ETF Securities
- Company type: Private Limited
- Industry: Investment management
- Founder: Graham Tuckwell
- Number of locations: Sydney, Melbourne
- Products: Exchange-traded funds
- Website: www.etfsecurities.com.au

= ETF Securities =

Australian asset management firm

ETF Securities is an asset management firm that issues exchange-traded funds (ETFs) primarily in Australia.

==History==
The company was founded by Australian businessman and philanthropist Graham Tuckwell.

The company worked with the World Gold Council on the development of the first gold ETF in 2003 and collaborated on the listing of Gold Bullion Securities on the London Stock Exchange in March 2004.

In 2003, the company listed the first physically-backed gold exchange-traded commodity (ETC) on the Australian Securities Exchange.

In 2005, the company created Europe's first petroleum ETF and in 2006 established the world's first commodities ETF platform, making 19 commodities and 10 commodity indices available on the London Stock Exchange and other European exchanges.

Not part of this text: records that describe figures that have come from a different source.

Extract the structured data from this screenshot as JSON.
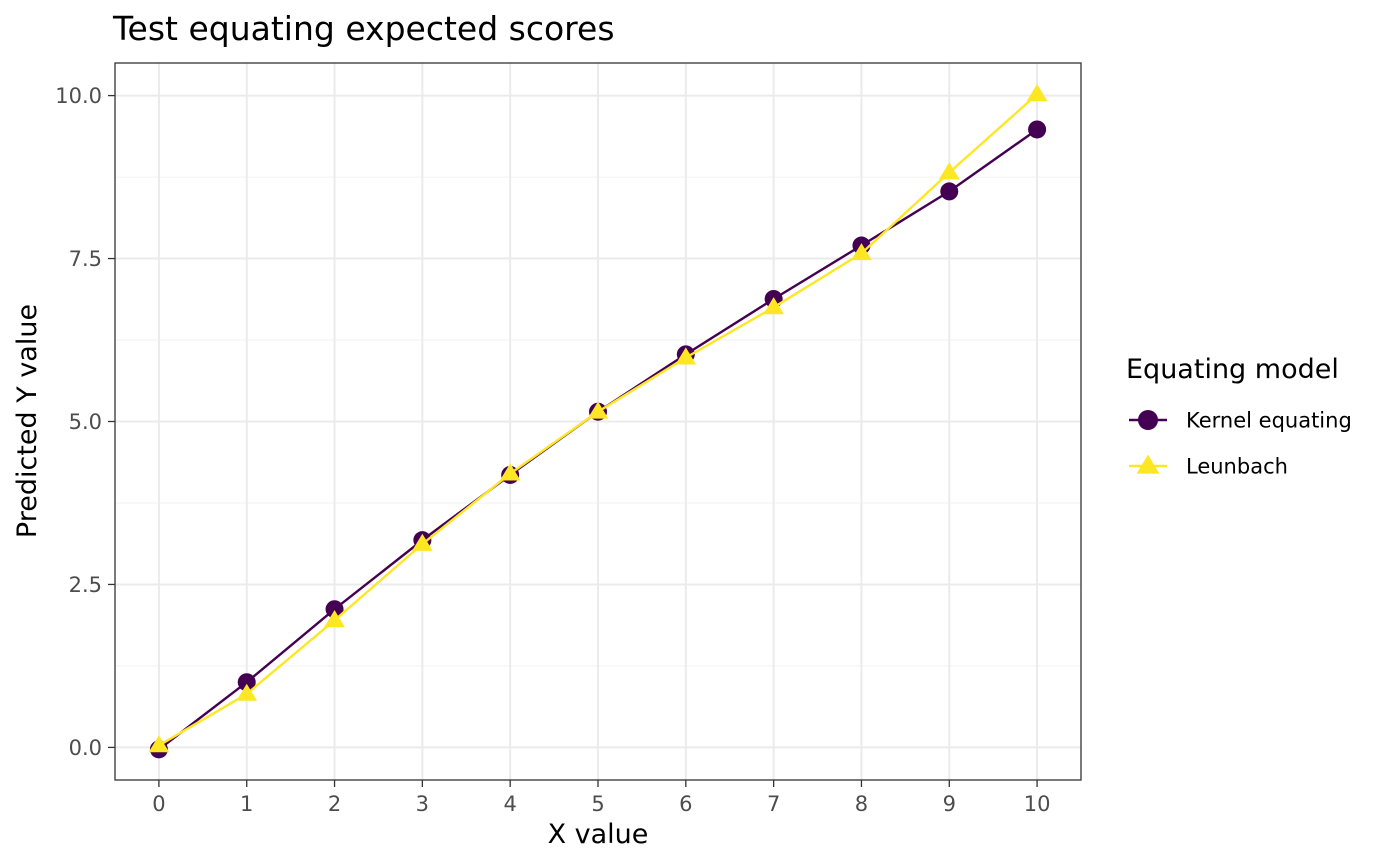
{
  "chart_data": {
    "type": "line",
    "title": "Test equating expected scores",
    "xlabel": "X value",
    "ylabel": "Predicted Y value",
    "x": [
      0,
      1,
      2,
      3,
      4,
      5,
      6,
      7,
      8,
      9,
      10
    ],
    "xticks": [
      "0",
      "1",
      "2",
      "3",
      "4",
      "5",
      "6",
      "7",
      "8",
      "9",
      "10"
    ],
    "yticks": [
      "0.0",
      "2.5",
      "5.0",
      "7.5",
      "10.0"
    ],
    "ylim": [
      -0.5,
      10.5
    ],
    "grid": true,
    "legend": {
      "title": "Equating model",
      "position": "right"
    },
    "series": [
      {
        "name": "Kernel equating",
        "color": "#440154",
        "marker": "circle",
        "values": [
          -0.03,
          1.0,
          2.12,
          3.18,
          4.18,
          5.15,
          6.03,
          6.88,
          7.7,
          8.53,
          9.48
        ]
      },
      {
        "name": "Leunbach",
        "color": "#FDE725",
        "marker": "triangle",
        "values": [
          0.03,
          0.82,
          1.95,
          3.12,
          4.2,
          5.15,
          5.98,
          6.75,
          7.58,
          8.82,
          10.02
        ]
      }
    ]
  }
}
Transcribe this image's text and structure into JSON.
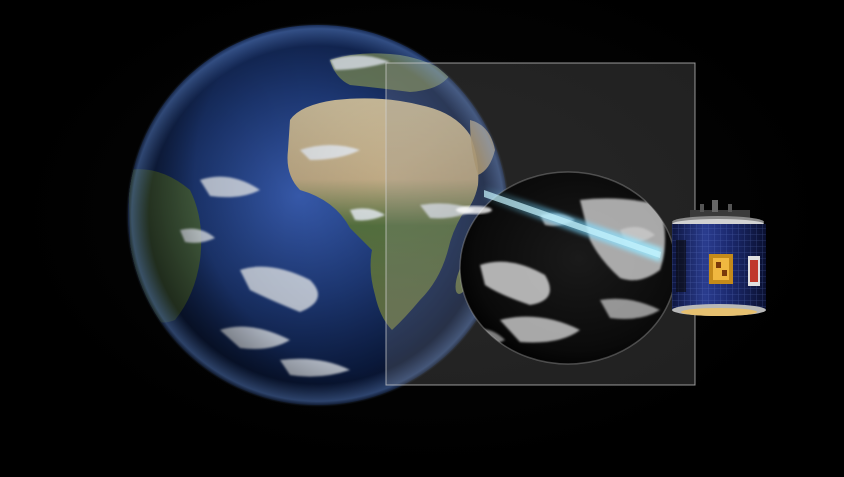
{
  "scene": {
    "subjects": {
      "earth": "earth",
      "scan_frame": "scan-frame",
      "captured_earth_image": "captured-earth-image",
      "scan_beam": "scan-beam",
      "satellite": "satellite"
    },
    "colors": {
      "background": "#000000",
      "ocean_deep": "#0b1f4a",
      "ocean_light": "#2f4f9a",
      "land_green": "#4f6b3a",
      "land_sand": "#c9b48a",
      "cloud": "#e8eef6",
      "frame_fill": "#8a8a8a",
      "beam": "#6fd6ff",
      "satellite_body": "#1b2a6b",
      "satellite_gold": "#d9a22a"
    }
  }
}
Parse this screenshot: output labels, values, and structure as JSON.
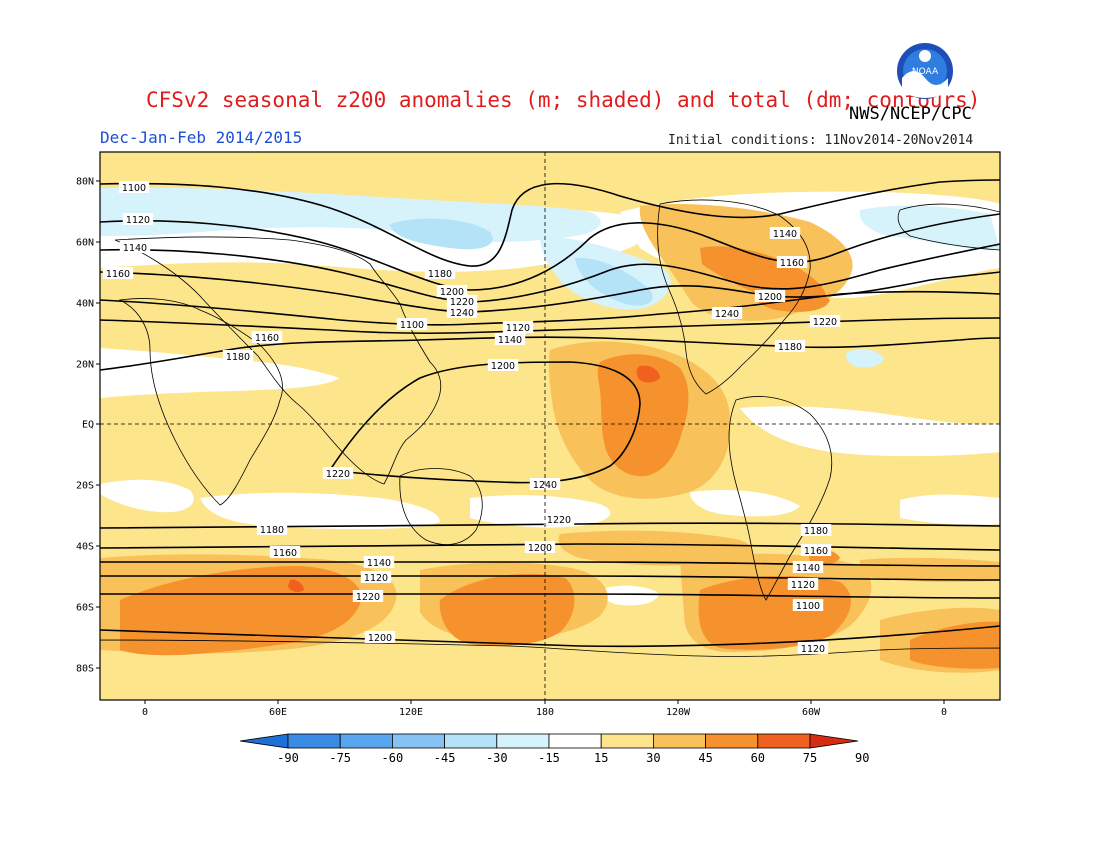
{
  "header": {
    "title": "CFSv2 seasonal z200 anomalies (m; shaded) and total (dm; contours)",
    "agency": "NWS/NCEP/CPC",
    "season": "Dec-Jan-Feb 2014/2015",
    "initial_conditions": "Initial conditions: 11Nov2014-20Nov2014",
    "logo_text": "NOAA"
  },
  "map": {
    "projection": "cylindrical equidistant",
    "lon_range": [
      -20,
      380
    ],
    "lat_range": [
      -90,
      90
    ],
    "lon_ticks": [
      "0",
      "60E",
      "120E",
      "180",
      "120W",
      "60W",
      "0"
    ],
    "lat_ticks": [
      "80N",
      "60N",
      "40N",
      "20N",
      "EQ",
      "20S",
      "40S",
      "60S",
      "80S"
    ],
    "colors": {
      "n90": "#1e6fd6",
      "n75": "#3a8be6",
      "n60": "#5aa5f0",
      "n45": "#86c3f4",
      "n30": "#b4e2f7",
      "n15": "#d6f2fb",
      "p15": "#ffffff",
      "p30": "#fde58b",
      "p45": "#f9c15a",
      "p60": "#f5922e",
      "p75": "#f0611f",
      "p90": "#d42d14",
      "land": "#000000",
      "contour": "#000000"
    },
    "anomaly_regions": [
      {
        "level": "p30",
        "desc": "tropics and southern hemisphere"
      },
      {
        "level": "p45",
        "desc": "central pacific"
      },
      {
        "level": "p60",
        "desc": "east-central tropical pacific"
      },
      {
        "level": "p75",
        "desc": "tropical pacific core"
      },
      {
        "level": "n30",
        "desc": "north atlantic to siberia"
      },
      {
        "level": "n45",
        "desc": "north pacific"
      },
      {
        "level": "p60",
        "desc": "eastern north america"
      },
      {
        "level": "p60",
        "desc": "southern ocean"
      }
    ],
    "contour_labels": [
      "1100",
      "1120",
      "1140",
      "1160",
      "1180",
      "1200",
      "1220",
      "1240",
      "1100",
      "1120",
      "1140",
      "1160",
      "1180",
      "1200",
      "1220",
      "1240",
      "1220",
      "1200",
      "1180",
      "1160",
      "1140",
      "1120",
      "1220",
      "1200",
      "1180",
      "1160",
      "1140",
      "1120",
      "1100",
      "1120",
      "1140",
      "1160",
      "1200",
      "1220",
      "1180",
      "1240"
    ]
  },
  "colorbar": {
    "labels": [
      "-90",
      "-75",
      "-60",
      "-45",
      "-30",
      "-15",
      "15",
      "30",
      "45",
      "60",
      "75",
      "90"
    ],
    "colors": [
      "#1e6fd6",
      "#3a8be6",
      "#5aa5f0",
      "#86c3f4",
      "#b4e2f7",
      "#d6f2fb",
      "#ffffff",
      "#fde58b",
      "#f9c15a",
      "#f5922e",
      "#f0611f",
      "#d42d14"
    ]
  }
}
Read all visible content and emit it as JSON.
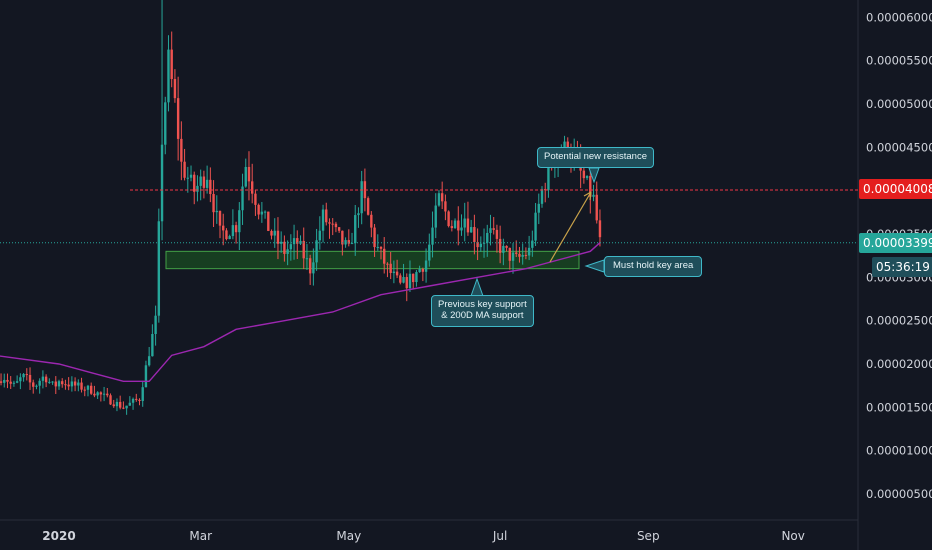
{
  "chart_data": {
    "type": "candlestick",
    "x_axis": {
      "ticks": [
        "2020",
        "Mar",
        "May",
        "Jul",
        "Sep",
        "Nov"
      ],
      "major_tick": "2020"
    },
    "y_axis": {
      "range": [
        2e-07,
        6.2e-06
      ],
      "ticks": [
        "0.00006000",
        "0.00005500",
        "0.00005000",
        "0.00004500",
        "0.00003500",
        "0.00003000",
        "0.00002500",
        "0.00002000",
        "0.00001500",
        "0.00001000",
        "0.00000500"
      ]
    },
    "price_tags": {
      "resistance_level": "0.00004008",
      "last_price": "0.00003399",
      "countdown": "05:36:19"
    },
    "series": [
      {
        "name": "price",
        "type": "candlestick",
        "close_path": [
          [
            0,
            1.8e-06
          ],
          [
            5,
            1.75e-06
          ],
          [
            10,
            1.7e-06
          ],
          [
            15,
            1.6e-06
          ],
          [
            20,
            1.5e-06
          ],
          [
            25,
            1.6e-06
          ],
          [
            30,
            2.5e-06
          ],
          [
            32,
            4.6e-06
          ],
          [
            34,
            5.5e-06
          ],
          [
            36,
            5e-06
          ],
          [
            38,
            4.3e-06
          ],
          [
            42,
            4e-06
          ],
          [
            46,
            4.2e-06
          ],
          [
            50,
            3.5e-06
          ],
          [
            55,
            3.6e-06
          ],
          [
            58,
            4.3e-06
          ],
          [
            62,
            3.8e-06
          ],
          [
            66,
            3.5e-06
          ],
          [
            70,
            3.3e-06
          ],
          [
            74,
            3.4e-06
          ],
          [
            78,
            3.1e-06
          ],
          [
            82,
            3.7e-06
          ],
          [
            86,
            3.5e-06
          ],
          [
            90,
            3.3e-06
          ],
          [
            94,
            4e-06
          ],
          [
            98,
            3.4e-06
          ],
          [
            102,
            3.1e-06
          ],
          [
            106,
            2.9e-06
          ],
          [
            110,
            3e-06
          ],
          [
            114,
            3.2e-06
          ],
          [
            118,
            3.9e-06
          ],
          [
            122,
            3.6e-06
          ],
          [
            126,
            3.7e-06
          ],
          [
            130,
            3.4e-06
          ],
          [
            134,
            3.5e-06
          ],
          [
            138,
            3.3e-06
          ],
          [
            142,
            3.2e-06
          ],
          [
            146,
            3.3e-06
          ],
          [
            150,
            4e-06
          ],
          [
            154,
            4.4e-06
          ],
          [
            158,
            4.5e-06
          ],
          [
            162,
            4.2e-06
          ],
          [
            166,
            3.9e-06
          ],
          [
            168,
            3.4e-06
          ]
        ]
      },
      {
        "name": "200D MA",
        "type": "line",
        "color": "#9c27b0",
        "points": [
          [
            -60,
            2.7e-06
          ],
          [
            -40,
            2.3e-06
          ],
          [
            -20,
            2.1e-06
          ],
          [
            0,
            2e-06
          ],
          [
            10,
            1.9e-06
          ],
          [
            20,
            1.8e-06
          ],
          [
            28,
            1.8e-06
          ],
          [
            35,
            2.1e-06
          ],
          [
            45,
            2.2e-06
          ],
          [
            55,
            2.4e-06
          ],
          [
            70,
            2.5e-06
          ],
          [
            85,
            2.6e-06
          ],
          [
            100,
            2.8e-06
          ],
          [
            115,
            2.9e-06
          ],
          [
            130,
            3e-06
          ],
          [
            145,
            3.1e-06
          ],
          [
            155,
            3.2e-06
          ],
          [
            165,
            3.3e-06
          ],
          [
            168,
            3.4e-06
          ]
        ]
      }
    ],
    "horizontal_lines": [
      {
        "value": 4.008e-06,
        "color": "#f23645",
        "style": "dashed"
      },
      {
        "value": 3.399e-06,
        "color": "#26a69a",
        "style": "dotted"
      }
    ],
    "zones": [
      {
        "name": "key support zone",
        "from": 3.1e-06,
        "to": 3.3e-06,
        "color": "#1b5e20"
      }
    ],
    "annotations": [
      {
        "id": "resistance",
        "text": "Potential new resistance"
      },
      {
        "id": "hold",
        "text": "Must hold key area"
      },
      {
        "id": "support",
        "lines": [
          "Previous key support",
          "& 200D MA support"
        ]
      }
    ]
  }
}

In 2008, the company listed the first carbon ETF on the London Stock Exchange.

In September 2008, the company launched ETF Exchange, a trading platform in Europe.

The company launched an exchange-traded currencies software platform in November 2009.

By November 2012, the company had $30 billion in assets under management.

On 8 February 2013, the company was selected by Charles Schwab Corporation as the sole provider of its precious metal ETFs.

In March 2013, the company listed currency-hedged physical gold investment products on the London Stock Exchange and the Deutsche Börse.

In August 2013, the company began offering the world's first gold exchange-traded product (ETP) to allow physical redemption by retail and institutional investors.

In May 2014, the company partnered with E Fund Management (Hong Kong) Co., Limited to launch Europe's first ETF to track the MSCI China A Index, which gives foreign investors exposure to hard-to-invest-in A-shares.

In January 2015, the company launched two smart beta ETFs on the NYSE in partnership with ERI Scientific Beta, which attempt to use ERI Scientific Beta's stock selection process to produce higher risk-adjusted returns.

In April 2015, the company partnered with Bank Lombard Odier & Co to offer bond ETFs listed on the London Stock Exchange.

On 26 May 2015, the company formed a joint venture with the ANZ Bank to offer six new ETFs on the Australian Securities Exchange.

In April 2018, WisdomTree Investments acquired the company's European business and Standard Life Aberdeen acquired the company's U.S. business.